You’re gonna see the ugly truth. The under-eye bags. The frowns. The yellow teeth. The parts that don’t make it into the movie. The parts that don’t get likes. The parts that make you uncomfortable.

AND you’re gonna see the beautiful truth. The growth. The self-respect. The choosing to walk away. The forgiving. The being forgiven. The writing it down instead of acting it out. The surviving.

Both. At the same time. In the same entry. In the same sentence. Because that’s what these disorders actually look like. Not the villain version. Not the aesthetic version. The REAL version.
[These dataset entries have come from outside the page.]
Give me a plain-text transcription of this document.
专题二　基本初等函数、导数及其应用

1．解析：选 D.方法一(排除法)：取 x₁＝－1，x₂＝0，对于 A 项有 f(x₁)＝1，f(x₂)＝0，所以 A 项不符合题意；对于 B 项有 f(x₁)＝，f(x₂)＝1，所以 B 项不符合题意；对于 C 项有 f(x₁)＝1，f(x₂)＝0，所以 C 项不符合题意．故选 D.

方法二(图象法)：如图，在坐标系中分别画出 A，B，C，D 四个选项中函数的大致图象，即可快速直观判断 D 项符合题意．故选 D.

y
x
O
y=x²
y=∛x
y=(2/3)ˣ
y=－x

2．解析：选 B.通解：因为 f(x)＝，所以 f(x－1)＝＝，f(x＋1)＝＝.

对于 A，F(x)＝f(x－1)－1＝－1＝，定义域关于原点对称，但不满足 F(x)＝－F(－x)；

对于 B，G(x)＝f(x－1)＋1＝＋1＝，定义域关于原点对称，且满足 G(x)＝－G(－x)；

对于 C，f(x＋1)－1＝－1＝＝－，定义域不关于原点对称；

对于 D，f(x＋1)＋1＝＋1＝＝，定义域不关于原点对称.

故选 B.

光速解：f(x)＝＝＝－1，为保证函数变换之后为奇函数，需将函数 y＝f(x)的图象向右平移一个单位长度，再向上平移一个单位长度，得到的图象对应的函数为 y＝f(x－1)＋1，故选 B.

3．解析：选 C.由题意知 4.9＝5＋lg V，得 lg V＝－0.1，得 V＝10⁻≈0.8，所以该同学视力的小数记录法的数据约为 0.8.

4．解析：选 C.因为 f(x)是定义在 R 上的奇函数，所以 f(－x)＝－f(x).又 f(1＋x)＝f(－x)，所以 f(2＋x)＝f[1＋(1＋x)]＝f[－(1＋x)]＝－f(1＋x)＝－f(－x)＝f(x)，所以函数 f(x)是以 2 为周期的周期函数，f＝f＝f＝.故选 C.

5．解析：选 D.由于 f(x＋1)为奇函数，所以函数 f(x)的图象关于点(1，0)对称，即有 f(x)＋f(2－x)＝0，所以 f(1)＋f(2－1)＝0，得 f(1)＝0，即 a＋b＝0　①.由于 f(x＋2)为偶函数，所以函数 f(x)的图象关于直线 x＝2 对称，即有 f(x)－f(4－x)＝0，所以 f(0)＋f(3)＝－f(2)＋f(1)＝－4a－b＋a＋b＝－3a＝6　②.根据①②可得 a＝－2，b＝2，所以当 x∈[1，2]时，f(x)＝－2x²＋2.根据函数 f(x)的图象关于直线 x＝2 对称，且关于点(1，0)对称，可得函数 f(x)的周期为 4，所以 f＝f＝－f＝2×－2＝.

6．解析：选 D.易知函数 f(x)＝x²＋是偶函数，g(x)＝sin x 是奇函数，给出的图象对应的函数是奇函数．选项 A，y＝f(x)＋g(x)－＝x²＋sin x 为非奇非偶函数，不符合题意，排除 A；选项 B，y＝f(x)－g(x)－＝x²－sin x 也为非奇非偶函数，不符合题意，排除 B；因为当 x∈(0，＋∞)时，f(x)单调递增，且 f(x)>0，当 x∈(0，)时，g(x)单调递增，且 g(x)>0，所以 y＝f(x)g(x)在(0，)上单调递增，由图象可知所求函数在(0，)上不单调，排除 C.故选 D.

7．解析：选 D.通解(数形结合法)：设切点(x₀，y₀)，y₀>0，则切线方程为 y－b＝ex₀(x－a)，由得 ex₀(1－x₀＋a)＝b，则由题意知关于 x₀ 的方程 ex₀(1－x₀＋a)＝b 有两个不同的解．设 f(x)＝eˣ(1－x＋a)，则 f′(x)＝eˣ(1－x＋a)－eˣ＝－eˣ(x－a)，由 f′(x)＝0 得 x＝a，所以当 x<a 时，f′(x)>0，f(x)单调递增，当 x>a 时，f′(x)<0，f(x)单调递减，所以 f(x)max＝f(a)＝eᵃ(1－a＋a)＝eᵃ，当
The version that crochets plushies and takes clonazepam and argues about Ringo Starr and slides down walls and writes system errors and chooses self-respect and still wakes up at 3 a.m. swinging.


Why It Needs to Stop:

Because people are dying.

Not metaphorically. Not dramatically. Actually dying. Because they can’t get treatment. Because their insurance won’t cover it. Because their therapist gave up on them. Because their partner Googled “BPD” and left. Because their family said “stop telling people our business.” Because the world told them they were too much, too broken, too toxic, too crazy, too dramatic, too manipulative, too MUCH — and they believed it.

Because a thirteen-year-old shouldn’t have to watch a Netflix show to find the language for what she’s feeling.

Because a fifteen-year-old shouldn’t have to fake a suicide attempt to learn that she needs help.

Because a nineteen-year-old shouldn’t have to build an anonymous blog just to say the things she couldn’t say out loud for eleven years.

Because “she’s just doing it for attention” is the cruelest thing you can say to someone whose disorder literally makes them need attention to survive. That’s like telling someone with asthma they’re just breathing for attention. That’s like telling someone with a broken leg they’re just limping for sympathy. The attention isn’t the problem. The attention is the SYMPTOM. And the symptom is telling you something is WRONG. And instead of listening — you mock it. You pathologize it. You make it a punchline. You make it a red flag. You make it a reason to run.


So:

This blog exists because the truth deserves to be ugly AND beautiful at the same time. Because personality disorders deserve to be seen without the costume. Because the person inside the diagnosis deserves to be a PERSON — not a villain, not an aesthetic, not a warning label.